Jason Aldean Recalls in Harrowing Detail the 2017 Vegas Shooting in '11 Minutes' Doc

The 'Dirt Road Anthem' singer was onstage at Route 91 Festival when a gunman opened fire, killing 58.

Jason Aldean is opening up in excruciating detail about the carnage he witnessed -- and the carnage he desperately tried to get his wife, Brittany Aldean, to divert her eyes from -- the night Stephen Paddock opened fire on Oct. 1, 2017 as the country star closed out the Route 91 Festival in Las Vegas.

The "Dirt Road Anthem" singer makes the revelations in a Paramount+ four-part docuseries titled 11 Minutes, which is the amount of time the gunman fired his weapon down at the crowd from the 32nd floor of the Mandalay Bay Hotel. The shooting left 58 people dead and more than 800 injured. 

"There was this time period of just really not knowing where everybody was, how they were," Aldean says in the doc. "It was pretty scary."

For the first time, fans will see what Aldean and his wife, who was eight months pregnant at the time, went through to get to their tour bus. 

"So, we're running and we got about halfway up the side of the bus, he started shooting again and my wife froze up and dropped," Aldean shares. "And I just grabbed her under the arms and carried her up to the door."

The documentary, which premiered Tuesday and four days shy of the five-year anniversary of the shooting, includes never-before-seen police bodycam footage and 200 hours of cell phone video that plays out in the four-part series. Some of the bodycam footage includes cops on the scene directing Aldean and his family as they sought cover from the relentless spray of bullets.

"And then I remember finally, some cops came to the bus," Aldean recalls. "They took us into a parking lot. The police had an armored vehicle there. You just know it's not good. It looks like a bomb went off. I told my wife, 'Keep your head down. Look at your feet. Don't look around, and let's get out of here.'"

Six months after the deadliest mass shooting in U.S. history, Aldean opened up to ET about how the devastating attack affected him, explaining, "I think it makes you kinda grow up in a lot of ways."

"I'm 40 years old but sometimes it takes us guys a while to grow up. Something like that happens and it sorta makes you look at a lot of things different and realize how short life is and it kinda makes you get your act together a little bit," he said at the time. "It definitely did that for me."
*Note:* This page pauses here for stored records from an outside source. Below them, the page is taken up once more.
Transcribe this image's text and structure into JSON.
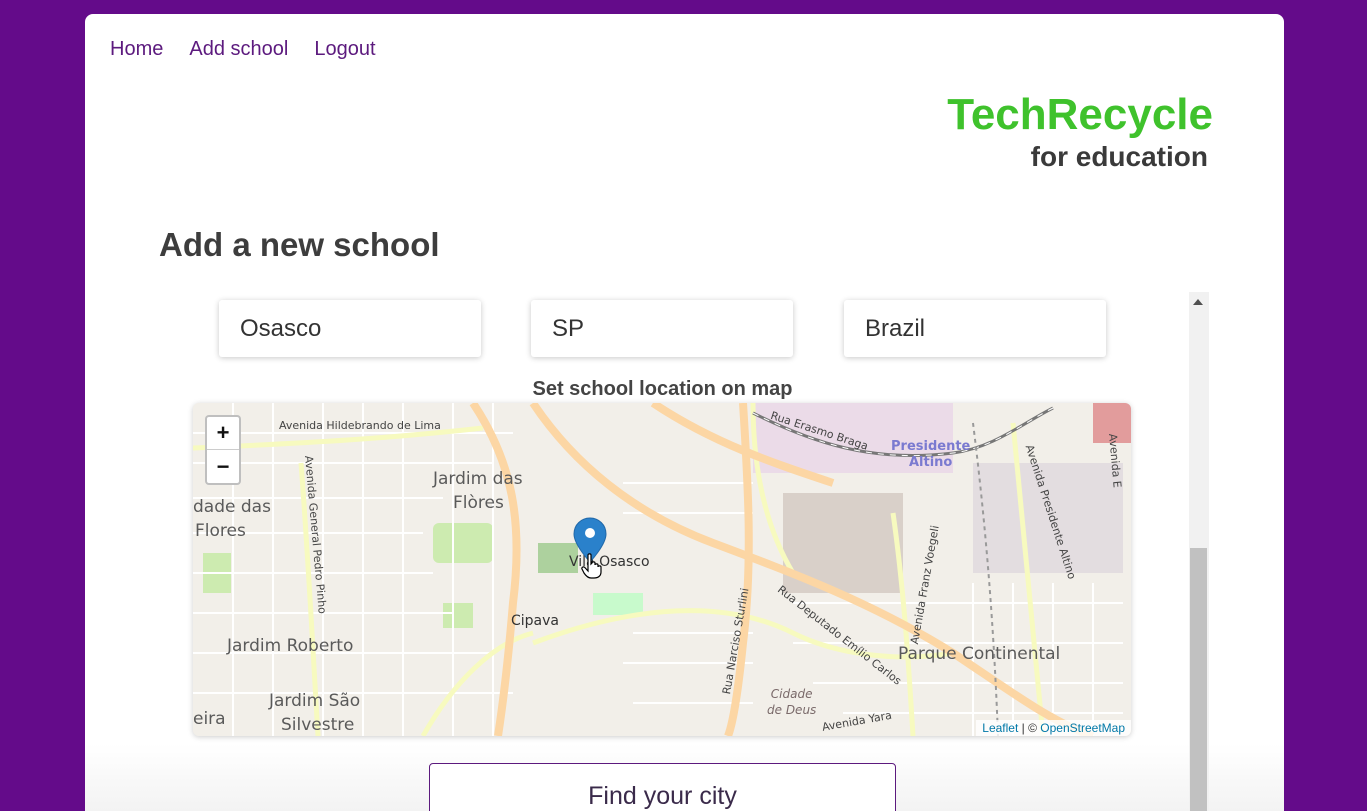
{
  "nav": {
    "home": "Home",
    "add_school": "Add school",
    "logout": "Logout"
  },
  "brand": {
    "name": "TechRecycle",
    "tagline": "for education",
    "name_color": "#3fc22c"
  },
  "page": {
    "title": "Add a new school"
  },
  "form": {
    "city": "Osasco",
    "state": "SP",
    "country": "Brazil",
    "map_label": "Set school location on map",
    "find_button": "Find your city"
  },
  "map": {
    "zoom_in": "+",
    "zoom_out": "−",
    "attribution_leaflet": "Leaflet",
    "attribution_sep": " | © ",
    "attribution_osm": "OpenStreetMap",
    "labels": {
      "av_hildebrando": "Avenida Hildebrando de Lima",
      "jardim_flores_1": "Jardim das",
      "jardim_flores_2": "Flòres",
      "cidade_flores_1": "dade das",
      "cidade_flores_2": "Flores",
      "av_pedro_pinho": "Avenida General Pedro Pinho",
      "vila_osasco": "Vila Osasco",
      "cipava": "Cipava",
      "jardim_roberto": "Jardim Roberto",
      "jardim_sao_1": "Jardim São",
      "jardim_sao_2": "Silvestre",
      "eira": "eira",
      "rua_erasmo": "Rua Erasmo Braga",
      "presidente_1": "Presidente",
      "presidente_2": "Altino",
      "av_pres_altino": "Avenida Presidente Altino",
      "av_franz": "Avenida Franz Voegeli",
      "rua_narciso": "Rua Narciso Sturlini",
      "rua_deputado": "Rua Deputado Emílio Carlos",
      "parque_continental": "Parque Continental",
      "cidade_deus_1": "Cidade",
      "cidade_deus_2": "de Deus",
      "av_yara": "Avenida Yara",
      "av_e": "Avenida E"
    }
  },
  "colors": {
    "background": "#640b8a",
    "nav_link": "#5c1a7e",
    "marker": "#2a81cb"
  }
}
Nashville recording artist Dee Jay Silver, who moments before the shooting began was on the very same stage where Aldean was performing when the shooting started, describes in the documentary what he saw as police led his group to safety.

"The police officer walked us through the middle of the crowd towards the airport," he says. "We saw the carnage that's left. Literally stepping over bodies to get out of there." 
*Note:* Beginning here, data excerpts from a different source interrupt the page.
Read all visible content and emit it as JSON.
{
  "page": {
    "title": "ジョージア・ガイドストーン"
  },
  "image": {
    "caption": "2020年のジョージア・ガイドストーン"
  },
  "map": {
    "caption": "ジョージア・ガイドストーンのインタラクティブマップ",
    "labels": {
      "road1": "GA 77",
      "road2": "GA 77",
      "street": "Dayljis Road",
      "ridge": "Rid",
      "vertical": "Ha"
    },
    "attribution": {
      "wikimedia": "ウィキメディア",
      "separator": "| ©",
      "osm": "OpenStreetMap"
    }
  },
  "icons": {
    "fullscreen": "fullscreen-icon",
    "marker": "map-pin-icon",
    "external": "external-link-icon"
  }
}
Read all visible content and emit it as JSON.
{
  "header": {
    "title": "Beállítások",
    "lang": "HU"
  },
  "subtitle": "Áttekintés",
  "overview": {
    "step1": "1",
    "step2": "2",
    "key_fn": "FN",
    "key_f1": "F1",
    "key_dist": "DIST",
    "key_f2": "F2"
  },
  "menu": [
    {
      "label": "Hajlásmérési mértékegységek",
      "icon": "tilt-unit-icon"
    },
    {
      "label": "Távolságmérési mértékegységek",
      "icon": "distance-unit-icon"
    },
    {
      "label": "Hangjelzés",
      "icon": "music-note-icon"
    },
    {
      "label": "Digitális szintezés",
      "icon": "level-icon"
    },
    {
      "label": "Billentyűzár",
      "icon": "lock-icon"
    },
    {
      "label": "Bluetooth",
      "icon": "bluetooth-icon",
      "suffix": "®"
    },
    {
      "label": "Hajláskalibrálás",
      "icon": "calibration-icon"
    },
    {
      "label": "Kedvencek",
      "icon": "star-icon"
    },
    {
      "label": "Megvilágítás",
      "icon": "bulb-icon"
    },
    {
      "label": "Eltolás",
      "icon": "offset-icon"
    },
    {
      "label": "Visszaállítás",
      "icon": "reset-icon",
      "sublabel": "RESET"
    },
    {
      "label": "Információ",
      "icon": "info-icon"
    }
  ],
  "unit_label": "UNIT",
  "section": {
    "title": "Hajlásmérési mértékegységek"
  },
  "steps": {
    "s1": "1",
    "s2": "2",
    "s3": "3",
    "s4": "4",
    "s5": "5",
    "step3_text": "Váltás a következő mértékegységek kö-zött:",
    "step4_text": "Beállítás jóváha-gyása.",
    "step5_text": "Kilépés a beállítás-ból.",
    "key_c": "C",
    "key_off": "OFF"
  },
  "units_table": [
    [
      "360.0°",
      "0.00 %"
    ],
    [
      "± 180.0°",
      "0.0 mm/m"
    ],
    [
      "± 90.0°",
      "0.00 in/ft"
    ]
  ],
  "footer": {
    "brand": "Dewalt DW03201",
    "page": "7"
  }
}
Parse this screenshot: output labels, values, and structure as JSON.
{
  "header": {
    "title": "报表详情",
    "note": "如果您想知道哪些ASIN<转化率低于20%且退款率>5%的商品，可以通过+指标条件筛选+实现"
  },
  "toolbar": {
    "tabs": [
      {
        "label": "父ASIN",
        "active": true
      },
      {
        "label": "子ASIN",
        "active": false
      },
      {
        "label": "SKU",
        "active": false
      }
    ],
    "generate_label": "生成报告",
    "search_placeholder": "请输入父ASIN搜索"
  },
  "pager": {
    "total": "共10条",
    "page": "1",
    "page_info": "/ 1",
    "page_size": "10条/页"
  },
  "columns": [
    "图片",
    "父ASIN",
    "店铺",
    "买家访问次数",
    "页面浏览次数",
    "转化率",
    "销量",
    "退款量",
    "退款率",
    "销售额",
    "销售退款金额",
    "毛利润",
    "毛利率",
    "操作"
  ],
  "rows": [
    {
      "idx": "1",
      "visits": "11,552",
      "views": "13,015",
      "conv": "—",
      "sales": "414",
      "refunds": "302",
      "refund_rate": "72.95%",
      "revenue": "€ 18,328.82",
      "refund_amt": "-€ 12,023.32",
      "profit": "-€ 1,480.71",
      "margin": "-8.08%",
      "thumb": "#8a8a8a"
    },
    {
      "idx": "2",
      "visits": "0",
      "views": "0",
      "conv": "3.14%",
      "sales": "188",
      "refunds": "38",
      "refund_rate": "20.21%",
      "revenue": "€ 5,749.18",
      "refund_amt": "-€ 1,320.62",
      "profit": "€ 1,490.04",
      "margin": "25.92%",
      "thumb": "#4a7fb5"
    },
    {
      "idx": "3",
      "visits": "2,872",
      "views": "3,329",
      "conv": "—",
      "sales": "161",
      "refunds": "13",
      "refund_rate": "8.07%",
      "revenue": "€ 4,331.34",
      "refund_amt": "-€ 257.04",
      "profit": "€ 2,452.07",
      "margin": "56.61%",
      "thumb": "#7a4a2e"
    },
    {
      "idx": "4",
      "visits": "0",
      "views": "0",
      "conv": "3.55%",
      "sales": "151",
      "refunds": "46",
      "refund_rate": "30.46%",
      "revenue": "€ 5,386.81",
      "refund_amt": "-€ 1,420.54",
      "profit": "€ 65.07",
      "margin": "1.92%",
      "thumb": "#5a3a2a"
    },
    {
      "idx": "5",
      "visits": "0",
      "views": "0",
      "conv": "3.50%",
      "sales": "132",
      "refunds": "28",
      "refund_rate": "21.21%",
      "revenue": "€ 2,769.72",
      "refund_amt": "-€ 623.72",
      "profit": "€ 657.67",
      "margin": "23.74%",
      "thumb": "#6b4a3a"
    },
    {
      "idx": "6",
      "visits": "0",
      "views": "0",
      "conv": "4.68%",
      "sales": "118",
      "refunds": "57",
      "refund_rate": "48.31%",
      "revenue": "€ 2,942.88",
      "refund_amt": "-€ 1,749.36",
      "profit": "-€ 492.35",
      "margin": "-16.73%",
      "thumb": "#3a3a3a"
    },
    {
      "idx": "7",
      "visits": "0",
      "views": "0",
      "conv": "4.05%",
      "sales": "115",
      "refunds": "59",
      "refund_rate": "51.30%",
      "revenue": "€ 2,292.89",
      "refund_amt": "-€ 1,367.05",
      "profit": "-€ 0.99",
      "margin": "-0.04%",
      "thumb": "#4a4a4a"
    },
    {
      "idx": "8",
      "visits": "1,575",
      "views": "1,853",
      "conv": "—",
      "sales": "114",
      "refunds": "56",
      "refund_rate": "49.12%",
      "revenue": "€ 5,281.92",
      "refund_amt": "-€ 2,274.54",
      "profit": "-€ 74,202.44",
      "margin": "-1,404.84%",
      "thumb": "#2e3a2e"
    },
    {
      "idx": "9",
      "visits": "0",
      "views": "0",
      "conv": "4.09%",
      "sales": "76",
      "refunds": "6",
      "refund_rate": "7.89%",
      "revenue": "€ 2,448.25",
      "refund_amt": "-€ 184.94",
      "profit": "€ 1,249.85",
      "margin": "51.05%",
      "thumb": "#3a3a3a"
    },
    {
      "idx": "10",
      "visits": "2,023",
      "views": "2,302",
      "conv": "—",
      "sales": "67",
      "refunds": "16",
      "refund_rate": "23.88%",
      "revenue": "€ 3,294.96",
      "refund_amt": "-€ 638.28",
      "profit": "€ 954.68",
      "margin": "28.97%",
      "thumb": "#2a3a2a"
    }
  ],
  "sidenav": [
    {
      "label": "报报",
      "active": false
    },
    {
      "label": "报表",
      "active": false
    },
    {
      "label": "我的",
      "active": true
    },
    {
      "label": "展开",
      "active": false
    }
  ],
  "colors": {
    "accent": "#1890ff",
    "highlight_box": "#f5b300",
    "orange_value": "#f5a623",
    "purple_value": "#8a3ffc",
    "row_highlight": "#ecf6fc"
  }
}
Two days after the shooting, Silver spoke with ET and recalled the exact moment he and his wife, Jenna, learned that their then 1-year-old son, Wake, was just a few hotel rooms down from where the shooter opened fire.

"I walked offstage like every day, took my in-ears out ... and walked offstage to find my wife," Dee Jay explained at the time to ET. "We heard a pop and I thought my ears were wrong. Then, a few more and then, 'Get down, get down.' Long story short, we ended up on a tour bus and laid on the floor and I get a text, 'What room is your kid in?' I said, '32-130.' He said, 'The shooter's in 32-135, a couple hundred feet [away].'"

Silver quickly knew "there were just no options," especially after immediately realizing it would be logistically impossible for him to get to his child, what with him literally caught in the middle of a mass shooting, and also by the fact that the hotel keys to access the floor at the Mandalay Bay had been deactivated.

Fortunately, "SWAT walked in and kicked in the door and grabbed the baby, ran out," he recalled. "The whole time I knew this, but I couldn't tell my wife because she would've been [scared]."

He said he was feeling "every emotion in the world" at that moment.

"I went blank," Silver explained. "I didn't know how to react. Everyone around is screaming and crying and I didn't want to add to it. The whole time I didn't have anyone to ask the advice of what to do. The phone was dead and everything imaginable that you think can run through [you] times 10."

11 Minutes is streaming now on Paramount+.